LIKE YOU, EVERY TIME I READ ABOUT A “SUPERFOOD”, I start to wonder whether I could realistically work it into our family diet. Does it cost a million dollars? Would the kids really eat it? Has more than one magazine article ever even mentioned it? Time to find out.
What’s so great about…chia seeds?
They’ve been called a superfood so many times in so many places–USA Today, The New York Times, Oprah, Shape, The Huffington Post and more–that we bought our first bag the moment we arrived in the US. Since then we’ve made muffins, coconut milk chia seed “pudding” and chia seed pancakes too.
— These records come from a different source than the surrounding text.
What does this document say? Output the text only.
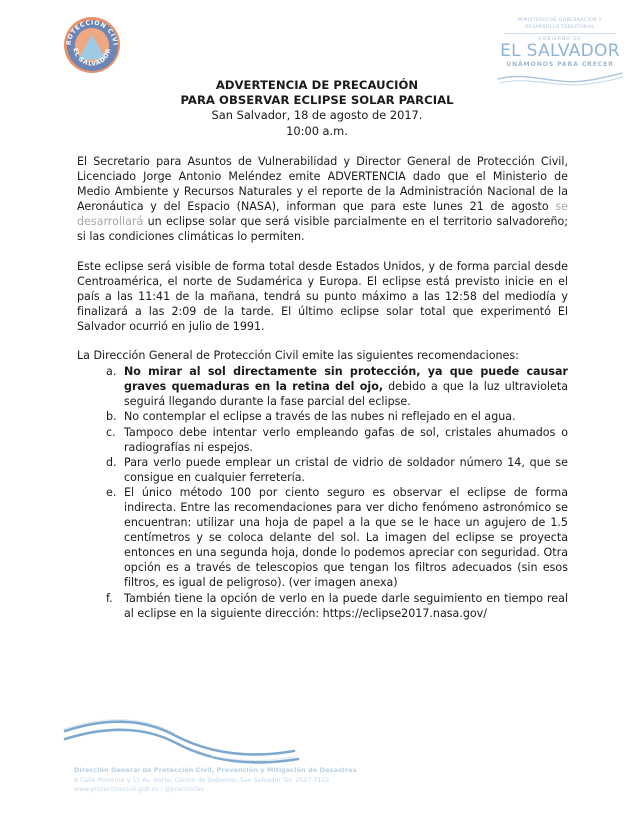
PROTECCION CIVIL
EL SALVADOR
MINISTERIO DE GOBERNACIÓN Y DESARROLLO TERRITORIAL
GOBIERNO DE
EL SALVADOR
UNÁMONOS PARA CRECER
ADVERTENCIA DE PRECAUCIÓN
PARA OBSERVAR ECLIPSE SOLAR PARCIAL
San Salvador, 18 de agosto de 2017.
10:00 a.m.

El Secretario para Asuntos de Vulnerabilidad y Director General de Protección Civil, Licenciado Jorge Antonio Meléndez emite ADVERTENCIA dado que el Ministerio de Medio Ambiente y Recursos Naturales y el reporte de la Administración Nacional de la Aeronáutica y del Espacio (NASA), informan que para este lunes 21 de agosto se desarrollará un eclipse solar que será visible parcialmente en el territorio salvadoreño; si las condiciones climáticas lo permiten.

Este eclipse será visible de forma total desde Estados Unidos, y de forma parcial desde Centroamérica, el norte de Sudamérica y Europa. El eclipse está previsto inicie en el país a las 11:41 de la mañana, tendrá su punto máximo a las 12:58 del mediodía y finalizará a las 2:09 de la tarde. El último eclipse solar total que experimentó El Salvador ocurrió en julio de 1991.

La Dirección General de Protección Civil emite las siguientes recomendaciones:

No mirar al sol directamente sin protección, ya que puede causar graves quemaduras en la retina del ojo, debido a que la luz ultravioleta seguirá llegando durante la fase parcial del eclipse.
No contemplar el eclipse a través de las nubes ni reflejado en el agua.
Tampoco debe intentar verlo empleando gafas de sol, cristales ahumados o radiografías ni espejos.
Para verlo puede emplear un cristal de vidrio de soldador número 14, que se consigue en cualquier ferretería.
El único método 100 por ciento seguro es observar el eclipse de forma indirecta. Entre las recomendaciones para ver dicho fenómeno astronómico se encuentran: utilizar una hoja de papel a la que se le hace un agujero de 1.5 centímetros y se coloca delante del sol. La imagen del eclipse se proyecta entonces en una segunda hoja, donde lo podemos apreciar con seguridad. Otra opción es a través de telescopios que tengan los filtros adecuados (sin esos filtros, es igual de peligroso). (ver imagen anexa)
También tiene la opción de verlo en la puede darle seguimiento en tiempo real al eclipse en la siguiente dirección: https://eclipse2017.nasa.gov/
Dirección General de Protección Civil, Prevención y Mitigación de Desastres
9 Calle Poniente y 15 Av. Norte, Centro de Gobierno, San Salvador Tel. 2527-7122
www.proteccioncivil.gob.sv / @proccivilsv
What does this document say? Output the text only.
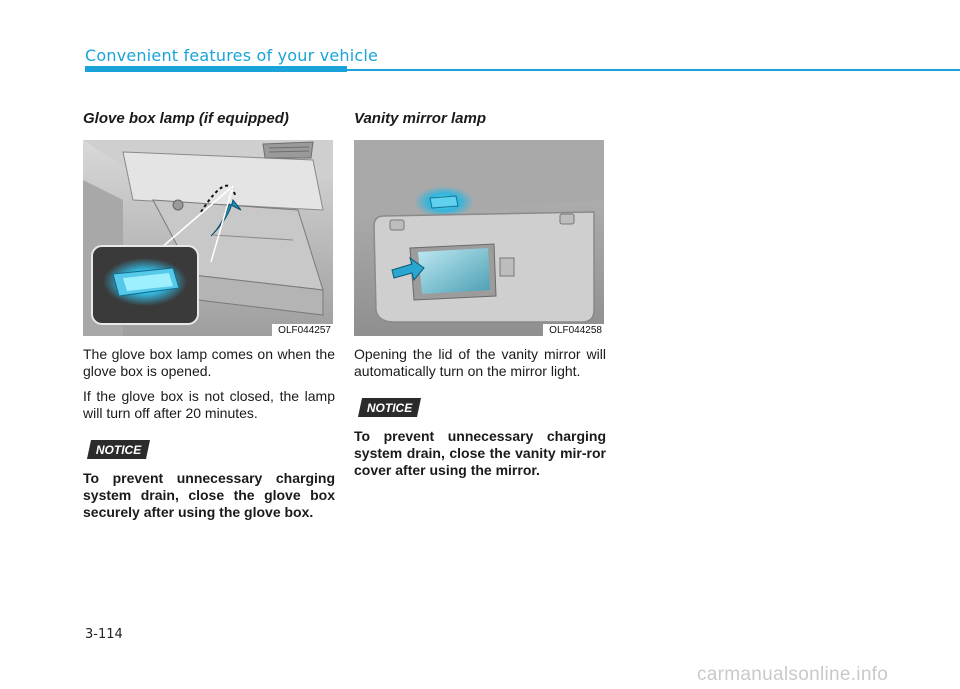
Convenient features of your vehicle
Glove box lamp (if equipped)
OLF044257

The glove box lamp comes on when the glove box is opened.

If the glove box is not closed, the lamp will turn off after 20 minutes.

NOTICE

To prevent unnecessary charging system drain, close the glove box securely after using the glove box.

Vanity mirror lamp
OLF044258

Opening the lid of the vanity mirror will automatically turn on the mirror light.

NOTICE

To prevent unnecessary charging system drain, close the vanity mir-ror cover after using the mirror.

3-114
carmanualsonline.info
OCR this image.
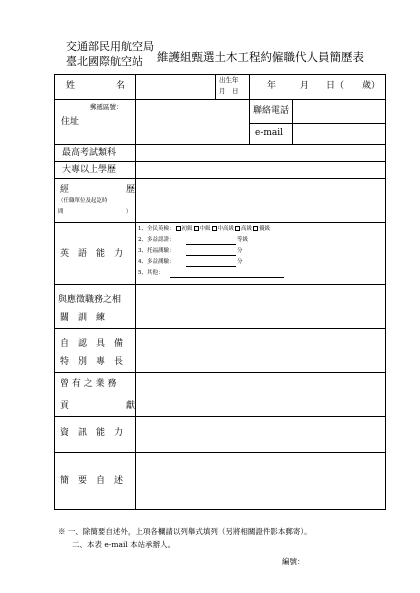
交通部民用航空局
臺北國際航空站 維護組甄選土木工程約僱職代人員簡歷表
姓	名
出生年
月　日	年	月 日（ 歲）
住址
郵遞區號：	聯絡電話
e-mail
最高考試類科
大專以上學歷
經	歷
（任職單位及起訖時
間	）
英　語　能　力
1、全民英檢： 初級 中級 中高級 高級 優級
2、多益認證：	等級
3、托福測驗：	分
4、多益測驗：	分
5、其他：
與應徵職務之相
關　訓　練
自　認　具　備
特　別　專　長
曾 有 之 業 務
貢	獻
資　訊　能　力
簡　要　自　述
※ 一、除簡要自述外，上項各欄請以列舉式填列（另將相關證件影本郵寄）。
二、本表 e-mail 本站承辦人。
編號：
They’re so small that you hardly notice them in baked goods but when they get wet–soaking up to 20 times their size in liquid–they’re more like tapioca. Hence the “pudding”.
Here’s the scoop on what makes chia seeds so good for you (not to mention growing kids) plus a few wow-I-didn’t-know-that facts, too.
Small in Size, Huge in Nutrition
“Chia seeds are “super” because they deliver the maximum amount of nutrients with minimum calories. The nutritional benefits of chia include fiber, omega fatty acids, calcium, antioxidants and much more – even protein!” (Dr. Oz)
Better than Flax
“Chia is very rich in omega-3 fatty acids, even more so than flax seeds. And it has another advantage over flax: chia is so rich in antioxidants that the seeds don’t deteriorate and can be stored for long periods without becoming rancid. And, unlike flax, they do not have to be ground to make their nutrients available to the body.” (Dr. Andrew Weil)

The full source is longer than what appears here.